Tai-Pan, James Clavell
Long ago I read Shogun, by James Clavell. Shogun was an epic tale about the Japanese feudal system, and I found it fascinating. Although Clavell’s books are long and detailed, I felt I was ready to tackle another one.
Tai-Pan is a story of the European and American sea traders who seize the uninhabited island of Hong Kong, with its natural harbor. It takes place at the close of the first Opium War.
Although there are many characters in the novel, the story centers on the competitive relationship between Dirk Struan and Tyler Brock, owners of the two largest shipping companies vying for domination of the Chinese market. Dirk Struan, whose company is the largest in all of Asia, is known as Tai-Pan, translated Supreme Leader.
I learned a lot from working my way through this book, but I did find it to be work. When I read Shogun, I found myself being emotionally tied to the characters and didn't want to come to the end of the novel.
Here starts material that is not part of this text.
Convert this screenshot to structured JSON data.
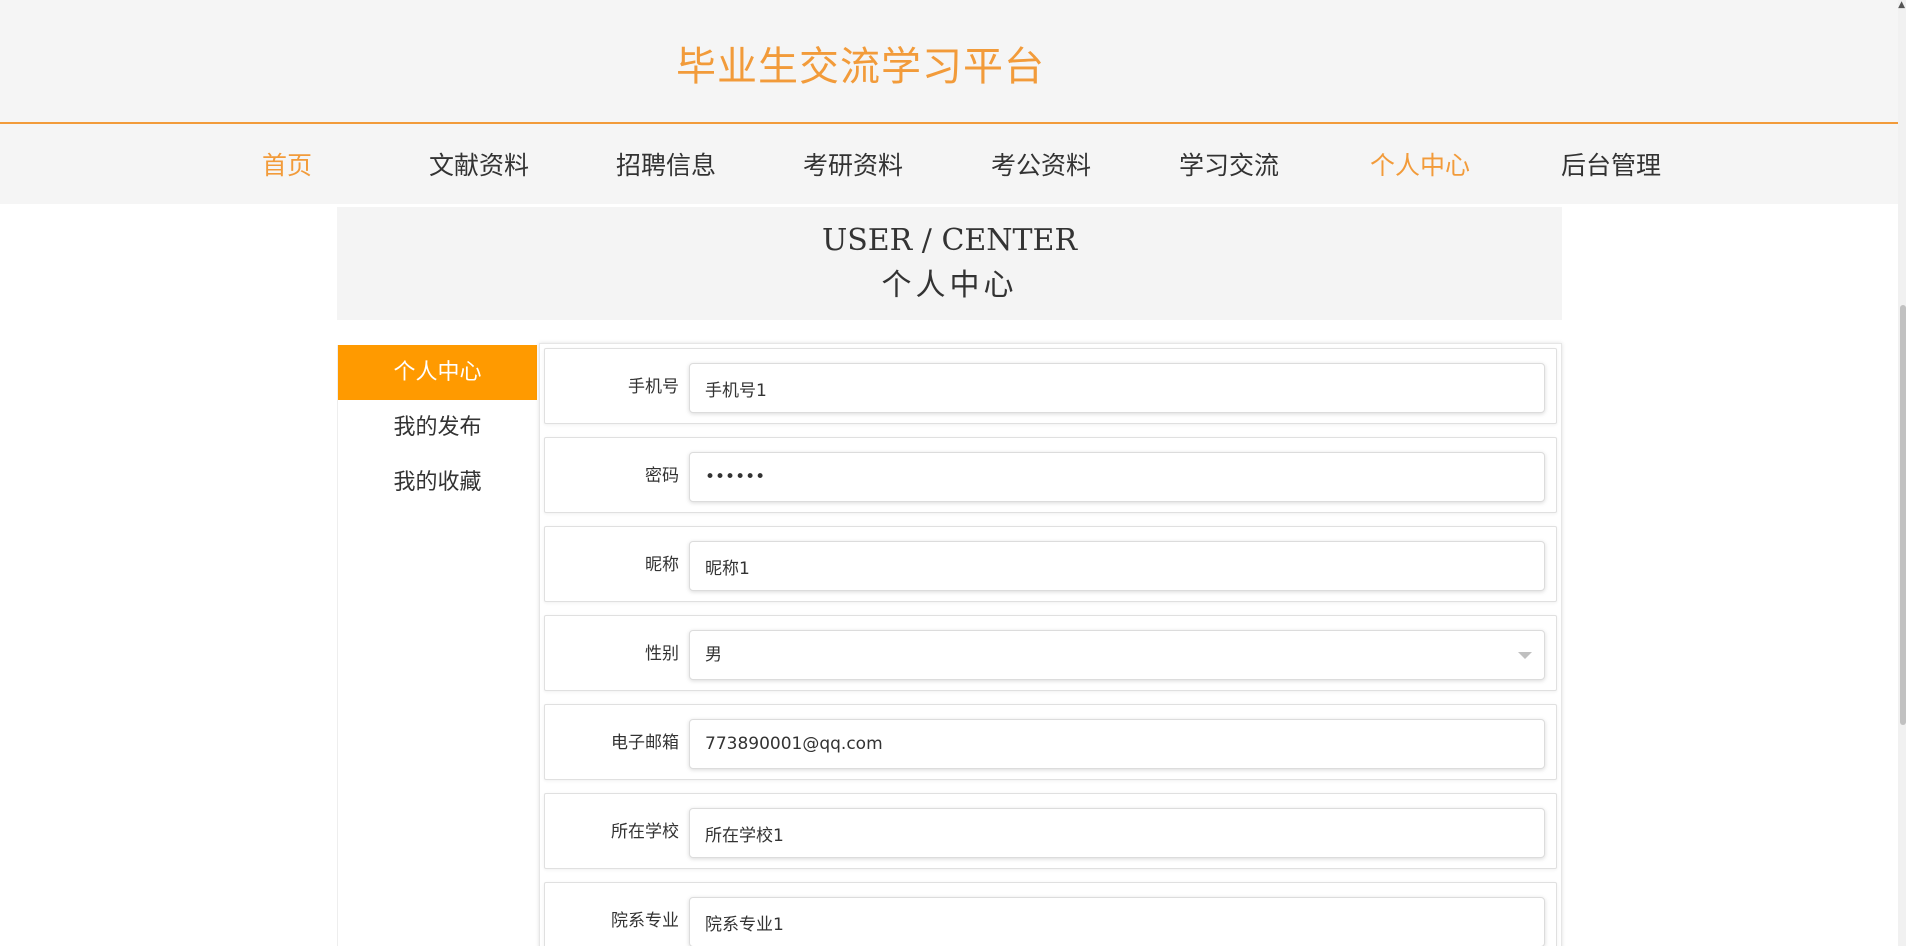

Tai-Pan, although an interesting story, left me with an emotional disconnect to the characters, and a feeling of satisfaction and relief that the book was finished.
Paranoia, Joseph Finder
After working my way through Tai-Pan, I wanted something much less academic. I found it in Paranoia. It is a fun novel, with twists and turns around every corner. The main character, Adam Cassidy, is involuntarily trapped in a spider-web of corporate espionage, which turns dangerous when he falls into the roll of a double-agent.
The Help, Kathryn Stockett
I kept running into people who recommended The Help. I avoided reading it for about a year, thinking it was probably too similar to The Secret Life of Bees, which I read recently. Finally, however, I thought I’d give it a chance. I’m so glad I finally succumbed.
I was correct that there were some similarities in this book to The Secret Life of Bees, in that it centered upon black-white relationships in the Deep South. But the similarities stop there. The Help, as suggested by the title, itself, tells the stories of some of the African American maids – the help - who worked in the homes of the white socialite families of Jackson, Mississippi in the 1960s.
Their story is told in an original and clever way. Eugenia "Skeeter" Phelan, a recent white college graduate, has moved back home with her parents, on their cotton plantation in Jackson. Her passion is writing, but she has been unable to land a job in her field. Skeeter, herself, grew up in the loving care of Constantine, her family’s maid, but upon her return home finds that Constantine is gone and has been replaced by a new maid. Skeeter’s questions about Constantine’s disappearance are avoided and not answered by her family.
Those questions, however, lead Skeeter to a new and unprecedented relationship with two of Jackson’s African American maids, Aibileen and Minny. From this relationship grows a clandestine book-writing project and, eventually, a true and deep friendship. The book they write, in the midst of the historical drama of the civil rights movement and the assassination of Medgar Evers, in Mississippi, eventually involves the cooperation of a dozen Jackson maids and puts them all at serious risk.
The story plays with the emotions, as it has complex shades of humor, tension, fear, sadness, grief, admiration, joy and love. I highly recommend its reading.